Nordeste terá aumento na conta de energia acima da média nacional; RN já registra alta acima de 20%

Enquanto a conta de energia do brasileiro deve ter um aumento médio de 12% ao longo de 2022, no Nordeste essa alta deve ser ainda maior, em torno dos 17%, de acordo com a projeção divulgada pela Folha de São Paulo nesta segunda (16). O aumento no preço da energia este ano também deve ser maior do que aquele registrado em 2021, quando a média nacional foi de 8% e de 6,9% na região Nordeste.

Em todo o país, entre janeiro e abril deste ano, os maiores aumentos na conta de energia, levando em conta apenas o consumo residencial, foram registrados no Ceará (24,23%), na Bahia (20,97%), no Mato Grosso (20,72%) e no Rio Grande do Norte (20,25%). Esses valores são apenas aqueles autorizados pela Agência Nacional de Energia Elétrica (Aneel) – a agência reguladora do setor de energia – sem levar em conta os impostos estaduais e a bandeira tarifária, que podem deixar a conta ainda mais cara.

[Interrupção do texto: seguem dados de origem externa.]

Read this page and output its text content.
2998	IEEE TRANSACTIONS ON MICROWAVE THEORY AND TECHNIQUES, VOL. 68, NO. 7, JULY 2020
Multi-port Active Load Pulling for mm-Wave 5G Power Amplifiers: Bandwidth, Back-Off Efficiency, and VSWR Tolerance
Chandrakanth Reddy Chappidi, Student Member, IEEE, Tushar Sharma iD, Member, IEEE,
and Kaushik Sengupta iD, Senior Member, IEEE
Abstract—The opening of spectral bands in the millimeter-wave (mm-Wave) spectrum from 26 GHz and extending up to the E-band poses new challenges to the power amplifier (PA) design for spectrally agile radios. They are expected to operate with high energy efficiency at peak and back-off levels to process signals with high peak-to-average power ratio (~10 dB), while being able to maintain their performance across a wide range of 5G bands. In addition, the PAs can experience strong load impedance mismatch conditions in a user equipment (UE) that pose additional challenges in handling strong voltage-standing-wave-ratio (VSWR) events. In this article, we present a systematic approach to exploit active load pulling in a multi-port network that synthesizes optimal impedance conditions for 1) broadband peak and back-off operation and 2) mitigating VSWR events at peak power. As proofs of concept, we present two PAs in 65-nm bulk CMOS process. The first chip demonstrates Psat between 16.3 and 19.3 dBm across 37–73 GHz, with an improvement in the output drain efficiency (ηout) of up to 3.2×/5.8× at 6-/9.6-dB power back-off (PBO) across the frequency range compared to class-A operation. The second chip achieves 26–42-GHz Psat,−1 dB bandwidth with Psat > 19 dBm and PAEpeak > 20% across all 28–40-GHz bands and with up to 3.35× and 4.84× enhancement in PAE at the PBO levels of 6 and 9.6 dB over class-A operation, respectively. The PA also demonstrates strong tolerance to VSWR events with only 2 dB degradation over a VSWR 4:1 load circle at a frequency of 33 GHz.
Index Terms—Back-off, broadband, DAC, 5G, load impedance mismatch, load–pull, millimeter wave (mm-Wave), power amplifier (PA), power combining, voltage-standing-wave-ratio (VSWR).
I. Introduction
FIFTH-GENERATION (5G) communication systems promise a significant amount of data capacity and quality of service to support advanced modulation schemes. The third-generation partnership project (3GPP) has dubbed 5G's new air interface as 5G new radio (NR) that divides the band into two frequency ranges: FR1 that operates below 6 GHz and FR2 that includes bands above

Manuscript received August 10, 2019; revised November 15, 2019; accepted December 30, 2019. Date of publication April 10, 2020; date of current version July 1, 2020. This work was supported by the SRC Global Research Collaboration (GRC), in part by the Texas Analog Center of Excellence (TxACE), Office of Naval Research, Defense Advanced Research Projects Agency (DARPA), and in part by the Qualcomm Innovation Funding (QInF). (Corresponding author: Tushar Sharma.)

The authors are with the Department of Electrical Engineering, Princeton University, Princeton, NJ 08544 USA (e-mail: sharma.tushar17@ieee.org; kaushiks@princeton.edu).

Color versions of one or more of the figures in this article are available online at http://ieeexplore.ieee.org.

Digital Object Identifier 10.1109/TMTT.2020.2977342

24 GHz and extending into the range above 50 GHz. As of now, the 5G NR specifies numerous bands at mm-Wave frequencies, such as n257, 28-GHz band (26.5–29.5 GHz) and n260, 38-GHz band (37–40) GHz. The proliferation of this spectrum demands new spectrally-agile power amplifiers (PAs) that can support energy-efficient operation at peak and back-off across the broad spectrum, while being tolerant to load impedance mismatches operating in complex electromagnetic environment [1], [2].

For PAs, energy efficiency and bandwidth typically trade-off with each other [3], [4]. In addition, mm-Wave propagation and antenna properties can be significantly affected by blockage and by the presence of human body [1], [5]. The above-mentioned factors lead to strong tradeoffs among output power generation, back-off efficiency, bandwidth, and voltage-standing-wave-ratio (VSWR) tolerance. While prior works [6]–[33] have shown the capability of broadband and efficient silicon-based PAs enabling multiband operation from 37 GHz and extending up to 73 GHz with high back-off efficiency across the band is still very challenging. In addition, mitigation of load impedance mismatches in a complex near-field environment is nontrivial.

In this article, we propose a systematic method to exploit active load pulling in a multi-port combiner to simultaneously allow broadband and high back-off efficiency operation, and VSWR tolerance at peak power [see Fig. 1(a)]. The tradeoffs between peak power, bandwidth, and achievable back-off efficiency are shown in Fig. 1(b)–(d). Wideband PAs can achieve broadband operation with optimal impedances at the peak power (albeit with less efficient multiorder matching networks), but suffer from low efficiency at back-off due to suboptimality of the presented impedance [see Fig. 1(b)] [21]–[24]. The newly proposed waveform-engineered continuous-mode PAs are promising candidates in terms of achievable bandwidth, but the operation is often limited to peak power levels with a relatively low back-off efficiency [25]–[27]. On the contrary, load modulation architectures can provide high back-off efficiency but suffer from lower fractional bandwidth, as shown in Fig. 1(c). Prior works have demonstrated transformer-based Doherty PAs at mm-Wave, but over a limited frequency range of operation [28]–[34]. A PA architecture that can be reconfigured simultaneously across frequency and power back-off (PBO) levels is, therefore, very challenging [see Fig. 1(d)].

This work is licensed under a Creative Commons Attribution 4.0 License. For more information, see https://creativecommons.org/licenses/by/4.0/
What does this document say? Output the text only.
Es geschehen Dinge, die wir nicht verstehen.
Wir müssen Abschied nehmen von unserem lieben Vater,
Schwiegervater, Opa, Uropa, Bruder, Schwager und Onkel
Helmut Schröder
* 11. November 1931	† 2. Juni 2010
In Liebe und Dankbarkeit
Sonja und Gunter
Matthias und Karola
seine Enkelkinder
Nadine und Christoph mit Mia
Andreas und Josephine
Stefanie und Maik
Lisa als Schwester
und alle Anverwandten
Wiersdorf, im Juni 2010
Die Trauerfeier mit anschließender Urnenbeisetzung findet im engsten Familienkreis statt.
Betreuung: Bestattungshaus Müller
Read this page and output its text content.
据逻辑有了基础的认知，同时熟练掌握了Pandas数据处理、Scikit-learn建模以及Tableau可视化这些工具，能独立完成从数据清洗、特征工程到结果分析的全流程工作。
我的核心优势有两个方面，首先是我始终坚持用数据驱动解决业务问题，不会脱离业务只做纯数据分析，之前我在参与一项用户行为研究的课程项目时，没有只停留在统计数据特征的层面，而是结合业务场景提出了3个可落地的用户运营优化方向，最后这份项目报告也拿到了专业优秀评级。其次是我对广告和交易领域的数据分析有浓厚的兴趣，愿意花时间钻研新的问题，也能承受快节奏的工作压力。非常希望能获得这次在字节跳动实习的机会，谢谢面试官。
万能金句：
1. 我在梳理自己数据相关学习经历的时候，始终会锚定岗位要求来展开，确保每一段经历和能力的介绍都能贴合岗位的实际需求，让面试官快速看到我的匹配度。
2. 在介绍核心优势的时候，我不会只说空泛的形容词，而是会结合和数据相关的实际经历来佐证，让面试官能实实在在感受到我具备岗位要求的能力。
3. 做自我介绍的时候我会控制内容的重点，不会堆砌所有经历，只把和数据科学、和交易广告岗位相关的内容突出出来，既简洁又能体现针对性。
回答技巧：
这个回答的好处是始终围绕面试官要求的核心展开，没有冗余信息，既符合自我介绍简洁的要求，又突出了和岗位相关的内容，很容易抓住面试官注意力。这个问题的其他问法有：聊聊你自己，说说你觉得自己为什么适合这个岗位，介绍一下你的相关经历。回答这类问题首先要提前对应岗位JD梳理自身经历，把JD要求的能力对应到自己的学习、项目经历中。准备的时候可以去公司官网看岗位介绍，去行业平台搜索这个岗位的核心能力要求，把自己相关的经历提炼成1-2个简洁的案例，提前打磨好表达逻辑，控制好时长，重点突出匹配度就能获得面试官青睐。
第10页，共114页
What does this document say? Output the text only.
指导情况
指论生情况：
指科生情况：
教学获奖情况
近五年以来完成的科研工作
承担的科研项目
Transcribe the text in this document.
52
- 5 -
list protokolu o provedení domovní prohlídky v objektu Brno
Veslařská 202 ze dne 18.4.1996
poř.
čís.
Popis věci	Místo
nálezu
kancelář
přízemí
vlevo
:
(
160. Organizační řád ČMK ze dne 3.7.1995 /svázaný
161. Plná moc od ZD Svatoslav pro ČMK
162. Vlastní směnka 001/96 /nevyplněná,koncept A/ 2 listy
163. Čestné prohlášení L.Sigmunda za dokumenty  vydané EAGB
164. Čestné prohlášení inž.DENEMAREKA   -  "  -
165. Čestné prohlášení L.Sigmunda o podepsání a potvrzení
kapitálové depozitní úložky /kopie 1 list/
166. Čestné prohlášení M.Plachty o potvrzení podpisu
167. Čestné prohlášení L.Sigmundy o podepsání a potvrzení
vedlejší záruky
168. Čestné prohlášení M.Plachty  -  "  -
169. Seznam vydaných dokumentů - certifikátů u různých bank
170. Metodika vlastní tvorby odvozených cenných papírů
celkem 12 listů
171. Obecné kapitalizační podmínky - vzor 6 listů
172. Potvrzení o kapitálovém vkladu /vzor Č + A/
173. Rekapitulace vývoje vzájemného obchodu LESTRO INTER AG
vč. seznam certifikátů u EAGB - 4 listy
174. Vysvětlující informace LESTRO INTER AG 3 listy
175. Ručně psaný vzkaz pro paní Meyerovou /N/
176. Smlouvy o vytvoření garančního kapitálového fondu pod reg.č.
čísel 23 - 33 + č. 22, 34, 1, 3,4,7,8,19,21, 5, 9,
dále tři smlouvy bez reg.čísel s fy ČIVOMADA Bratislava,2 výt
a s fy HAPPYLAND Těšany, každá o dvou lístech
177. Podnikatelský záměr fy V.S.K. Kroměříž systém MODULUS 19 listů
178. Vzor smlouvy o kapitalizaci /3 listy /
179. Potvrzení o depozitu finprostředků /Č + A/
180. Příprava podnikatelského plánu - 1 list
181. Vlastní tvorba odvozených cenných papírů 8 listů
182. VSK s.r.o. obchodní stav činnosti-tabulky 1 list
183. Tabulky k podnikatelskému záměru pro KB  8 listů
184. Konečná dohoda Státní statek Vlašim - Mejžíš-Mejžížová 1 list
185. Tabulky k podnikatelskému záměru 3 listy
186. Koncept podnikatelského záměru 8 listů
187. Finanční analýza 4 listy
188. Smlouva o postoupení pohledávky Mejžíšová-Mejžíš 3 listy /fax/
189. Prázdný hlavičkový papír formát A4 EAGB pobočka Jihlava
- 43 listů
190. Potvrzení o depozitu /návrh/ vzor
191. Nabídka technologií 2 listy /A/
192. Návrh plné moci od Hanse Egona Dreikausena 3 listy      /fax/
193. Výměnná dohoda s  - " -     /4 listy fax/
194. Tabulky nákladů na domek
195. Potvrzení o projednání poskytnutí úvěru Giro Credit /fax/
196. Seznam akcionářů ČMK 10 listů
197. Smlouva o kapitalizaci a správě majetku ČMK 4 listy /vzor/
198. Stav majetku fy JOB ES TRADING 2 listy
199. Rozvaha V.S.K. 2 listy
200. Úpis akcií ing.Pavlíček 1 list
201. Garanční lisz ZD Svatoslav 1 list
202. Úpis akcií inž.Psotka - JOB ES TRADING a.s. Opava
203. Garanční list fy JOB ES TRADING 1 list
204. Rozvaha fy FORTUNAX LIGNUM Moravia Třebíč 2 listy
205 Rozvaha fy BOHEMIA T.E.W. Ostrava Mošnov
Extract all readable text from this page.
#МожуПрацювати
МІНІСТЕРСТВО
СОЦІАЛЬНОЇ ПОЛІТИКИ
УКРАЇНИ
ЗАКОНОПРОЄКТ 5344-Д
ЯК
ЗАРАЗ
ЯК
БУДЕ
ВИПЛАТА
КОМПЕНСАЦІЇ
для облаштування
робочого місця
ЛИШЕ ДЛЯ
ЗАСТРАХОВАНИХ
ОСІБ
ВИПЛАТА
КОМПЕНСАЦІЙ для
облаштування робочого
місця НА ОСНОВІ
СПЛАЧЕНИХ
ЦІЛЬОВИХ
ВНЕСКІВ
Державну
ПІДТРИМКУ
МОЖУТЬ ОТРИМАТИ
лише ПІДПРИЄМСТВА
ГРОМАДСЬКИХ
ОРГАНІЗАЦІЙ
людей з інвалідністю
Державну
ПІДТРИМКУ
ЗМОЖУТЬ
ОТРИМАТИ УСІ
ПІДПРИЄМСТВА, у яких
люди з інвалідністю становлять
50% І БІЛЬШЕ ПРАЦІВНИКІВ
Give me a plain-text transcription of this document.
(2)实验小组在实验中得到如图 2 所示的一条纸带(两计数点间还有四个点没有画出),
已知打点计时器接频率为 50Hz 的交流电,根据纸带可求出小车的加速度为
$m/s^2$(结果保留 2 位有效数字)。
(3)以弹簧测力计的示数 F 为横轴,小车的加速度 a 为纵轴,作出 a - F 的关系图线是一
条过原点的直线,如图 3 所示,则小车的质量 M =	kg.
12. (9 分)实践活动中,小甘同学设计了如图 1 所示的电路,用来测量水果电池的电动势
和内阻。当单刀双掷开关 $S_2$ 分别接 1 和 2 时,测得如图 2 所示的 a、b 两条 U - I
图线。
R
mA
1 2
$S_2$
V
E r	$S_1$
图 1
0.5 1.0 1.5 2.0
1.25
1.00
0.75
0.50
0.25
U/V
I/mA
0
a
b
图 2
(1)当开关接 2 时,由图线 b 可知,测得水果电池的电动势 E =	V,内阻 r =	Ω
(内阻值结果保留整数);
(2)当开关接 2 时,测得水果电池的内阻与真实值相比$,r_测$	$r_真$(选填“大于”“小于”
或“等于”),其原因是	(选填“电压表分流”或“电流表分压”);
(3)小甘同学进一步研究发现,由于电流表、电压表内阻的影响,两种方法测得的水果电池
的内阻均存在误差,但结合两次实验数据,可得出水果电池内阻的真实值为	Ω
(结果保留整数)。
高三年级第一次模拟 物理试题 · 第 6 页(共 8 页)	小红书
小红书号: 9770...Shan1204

Projetos para reduzir conta

Mas, a alta na conta de luz não se limita apenas ao Nordeste, vindo o Sudeste em segundo lugar no ranking das regiões com maior alta – com aumento médio de 13% – prejudicando estados como São Paulo e Minas Gerais. Diante da situação, os parlamentares do Congresso avaliam alguns projetos com impacto sobre a redução de impostos associados à conta de energia.

Uma das propostas em discussão é o projeto do deputado Paulo Ganime (NOVO-RJ), de tirar da conta de luz e jogar para o Orçamento a CDE (Conta de Desenvolvimento Energético), um imposto cobrado na conta de energia criado em 2002 para financiar políticas públicas do setor.

Os parlamentares planejam reduzir subsídios dados pela CDE ao setor rural que, este ano, chegariam a R$ 32 bilhões, cerca de 34% a mais do que aqueles concedidos no ano passado.

Pelas contas da Aneel, a cobrança da CDE elevou a conta de luz do Brasil em 3,4% este ano. Sudeste, Sul e Centro Oeste receberam o maior impacto, com uma alta de 4,7%. No Norte e Nordeste, essa alta foi de 2,4%.

Outro ponto levantado pelos parlamentares é a redução do ICMS (Imposto sobre Circulação de Mercadorias e Serviços) cobrado pelos estados, que corresponderia a 21% da conta de energia. A questão será debatida nesta terça (17), na Comissão de Infraestrutura do Senado.

Por causa dos aumentos na conta de energia, o Instituto Brasileiro de Defesa do Consumidor (Idec) protocolou na semana passada (dia 11), no Tribunal de Contas da União, uma denúncia pedindo a suspensão do contrato com 14 térmicas a gás selecionadas com preços elevados, em sistema emergencial, durante a seca do ano passado.